O Mandado de Injunção é um remédio constitucional que assegura a qualquer interessado a possibilidade de suscitar o Poder Judiciário com o objetivo de conferir aplicabilidade à norma constitucional de eficácia limitada. Como se sabe, as normas constitucionais podem ter eficácia plena, contida e limitada, nesta última hipótese o direito previsto no texto constitucional não pode ser usufruído antes que o legislador infraconstitucional regulamente a matéria. 

Passado esse breve conceito, passa-se à compreensão da eficácia de decisão que julga o MI, sendo este ponto um dos mais controvertidos na doutrina, uma vez que intimamente relacionado ao princípio da separação de poderes. 

A teoria concretista dispõe que a decisão judicial que julga procedente o MI poderá editar a norma regulamentadora faltante ou atribuir outra norma semelhante para regular a situação de mora legislativa. Ademais, a teoria concretista divide-se em duas outras vertentes: a teoria concretista direta e teoria concretista intermediária.  

A teoria concretista intermediária foi a adotada na Lei 13.300, que trata do Mandado de Injunção e, segundo ela, o Judiciário, antes de adotar qualquer medida no sentido de garantir o direito buscado pelo impetrante, deve antes dar oportunidade ao órgão que está omisso de suprir a omissão.
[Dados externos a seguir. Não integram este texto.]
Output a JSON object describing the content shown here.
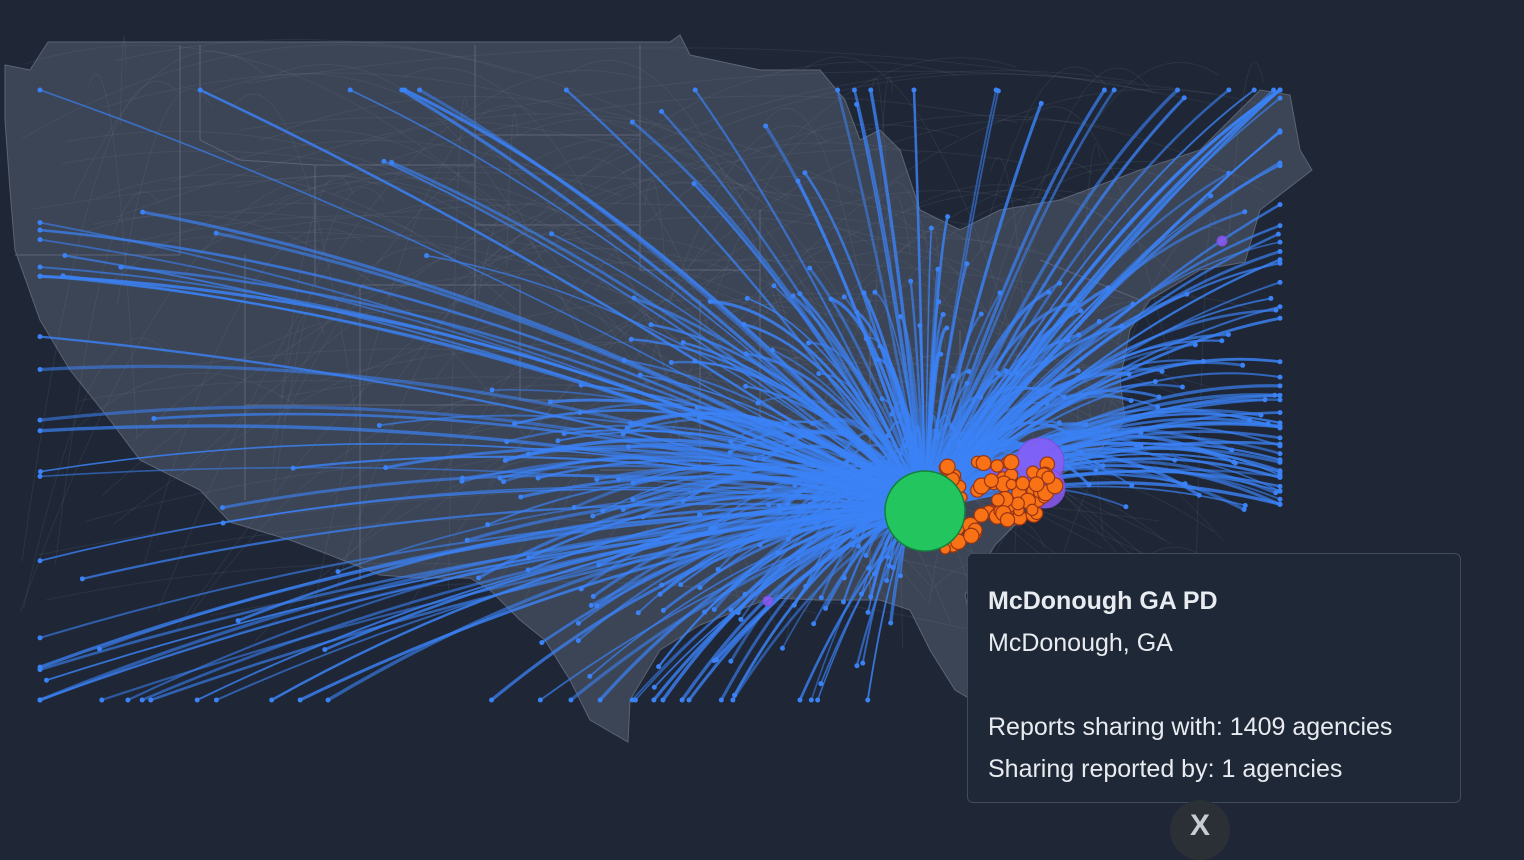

Assim, dispõe o art. 18 da lei acima citada que a decisão deve fixar prazo razoável para que o órgão promova a edição da lei regulamentadora e, só em caso de omissão do legislador em proceder à regulamentação, estabelecer as condições em que se dará o exercício do direito.

Já a teoria concretista direta, adotada na jurisprudência do Supremo Tribunal Federal, dispõe que a adoção da medida necessária para garantir o direito se dará imediatamente, sem que seja preciso observar qualquer condição, ou instar o órgão com a competência legislativa para sanar a mora legal, pois só com a publicação do dispositivo da decisão, o direito buscado estará garantido ao impetrante. 
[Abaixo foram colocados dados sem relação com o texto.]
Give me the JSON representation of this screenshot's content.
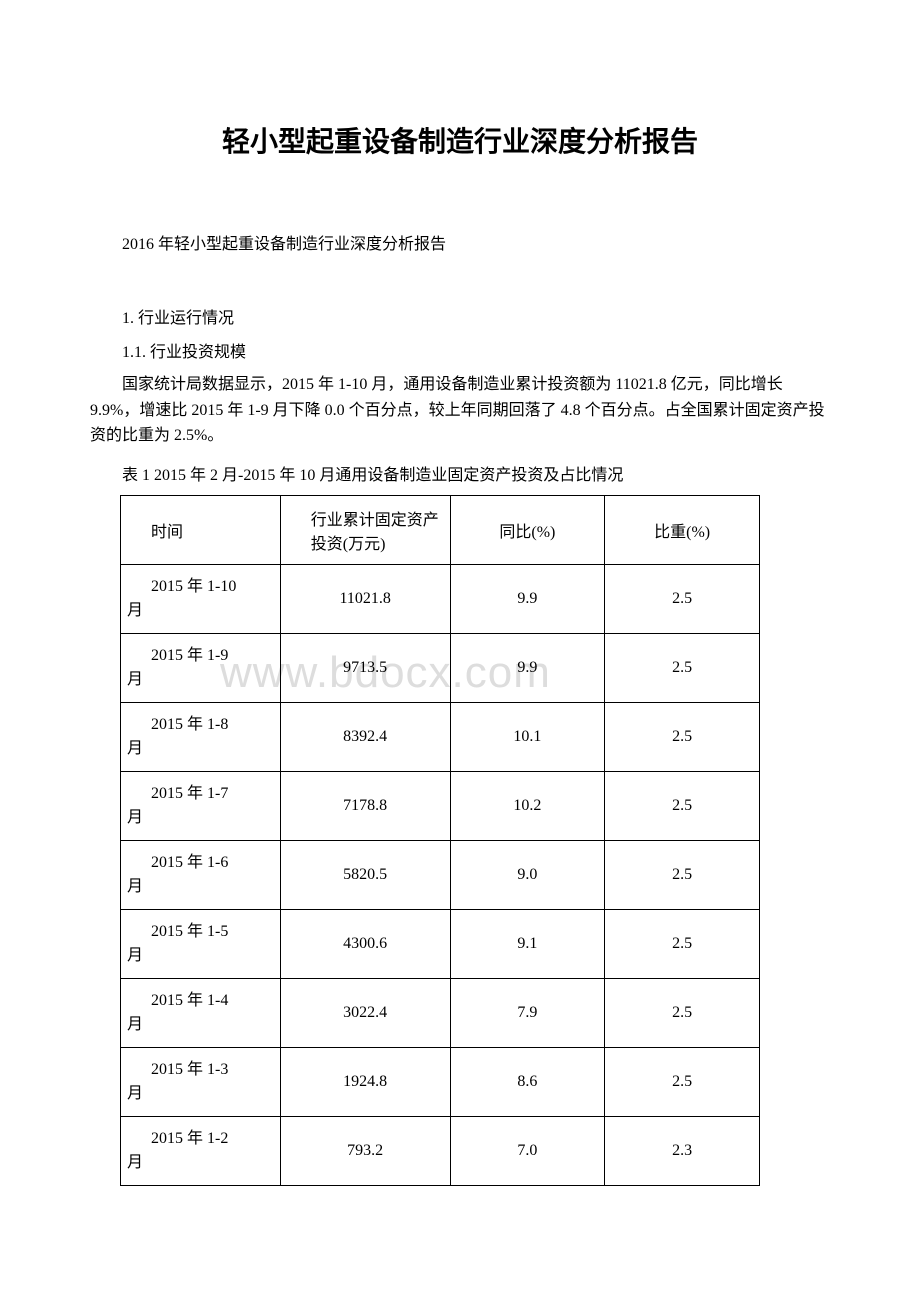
{
  "title": "轻小型起重设备制造行业深度分析报告",
  "subtitle": "2016 年轻小型起重设备制造行业深度分析报告",
  "section1": "1. 行业运行情况",
  "section1_1": "1.1. 行业投资规模",
  "paragraph": "国家统计局数据显示，2015 年 1-10 月，通用设备制造业累计投资额为 11021.8 亿元，同比增长 9.9%，增速比 2015 年 1-9 月下降 0.0 个百分点，较上年同期回落了 4.8 个百分点。占全国累计固定资产投资的比重为 2.5%。",
  "table_caption": "表 1 2015 年 2 月-2015 年 10 月通用设备制造业固定资产投资及占比情况",
  "watermark": "www.bdocx.com",
  "colors": {
    "text": "#000000",
    "background": "#ffffff",
    "border": "#000000",
    "watermark": "#dddddd"
  },
  "table": {
    "columns": [
      {
        "key": "time",
        "label": "时间"
      },
      {
        "key": "value",
        "label": "行业累计固定资产投资(万元)"
      },
      {
        "key": "yoy",
        "label": "同比(%)"
      },
      {
        "key": "weight",
        "label": "比重(%)"
      }
    ],
    "rows": [
      {
        "time_a": "2015 年 1-10",
        "time_b": "月",
        "value": "11021.8",
        "yoy": "9.9",
        "weight": "2.5"
      },
      {
        "time_a": "2015 年 1-9",
        "time_b": "月",
        "value": "9713.5",
        "yoy": "9.9",
        "weight": "2.5"
      },
      {
        "time_a": "2015 年 1-8",
        "time_b": "月",
        "value": "8392.4",
        "yoy": "10.1",
        "weight": "2.5"
      },
      {
        "time_a": "2015 年 1-7",
        "time_b": "月",
        "value": "7178.8",
        "yoy": "10.2",
        "weight": "2.5"
      },
      {
        "time_a": "2015 年 1-6",
        "time_b": "月",
        "value": "5820.5",
        "yoy": "9.0",
        "weight": "2.5"
      },
      {
        "time_a": "2015 年 1-5",
        "time_b": "月",
        "value": "4300.6",
        "yoy": "9.1",
        "weight": "2.5"
      },
      {
        "time_a": "2015 年 1-4",
        "time_b": "月",
        "value": "3022.4",
        "yoy": "7.9",
        "weight": "2.5"
      },
      {
        "time_a": "2015 年 1-3",
        "time_b": "月",
        "value": "1924.8",
        "yoy": "8.6",
        "weight": "2.5"
      },
      {
        "time_a": "2015 年 1-2",
        "time_b": "月",
        "value": "793.2",
        "yoy": "7.0",
        "weight": "2.3"
      }
    ]
  }
}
O STF, no julgamento do RE nº 1.160.100/PE, assim explanou, acerca da questão de fundo quanto à tripartição de poderes: "Não há que se falar em ingerência indevida do Judiciário no Executivo, tampouco em invasão de matéria afeta ao mérito administrativo. O provimento jurisdicional apenas reconhece a ausência de norma regulamentadora que torna inviável o exercício de direito previsto constitucionalmente, garantindo, através do caráter mandamental da ação, sua viabilização no caso concreto, até que regulamentada a matéria pela via constitucionalmente prevista, qual seja, pelo processo legislativo regular." Na ocasião do julgado, houve aplicação da teoria concretista individual - uma vez a eficácia da decisão ser restrita às partes do processo - direta.

Nada impede, contudo, que a eficácia seja concretista geral direta, aplicável a todos, com efeito erga omnes, a fim de atingir todas as pessoas que estiverem na mesma situação e não só o polo ativo da ação judicial.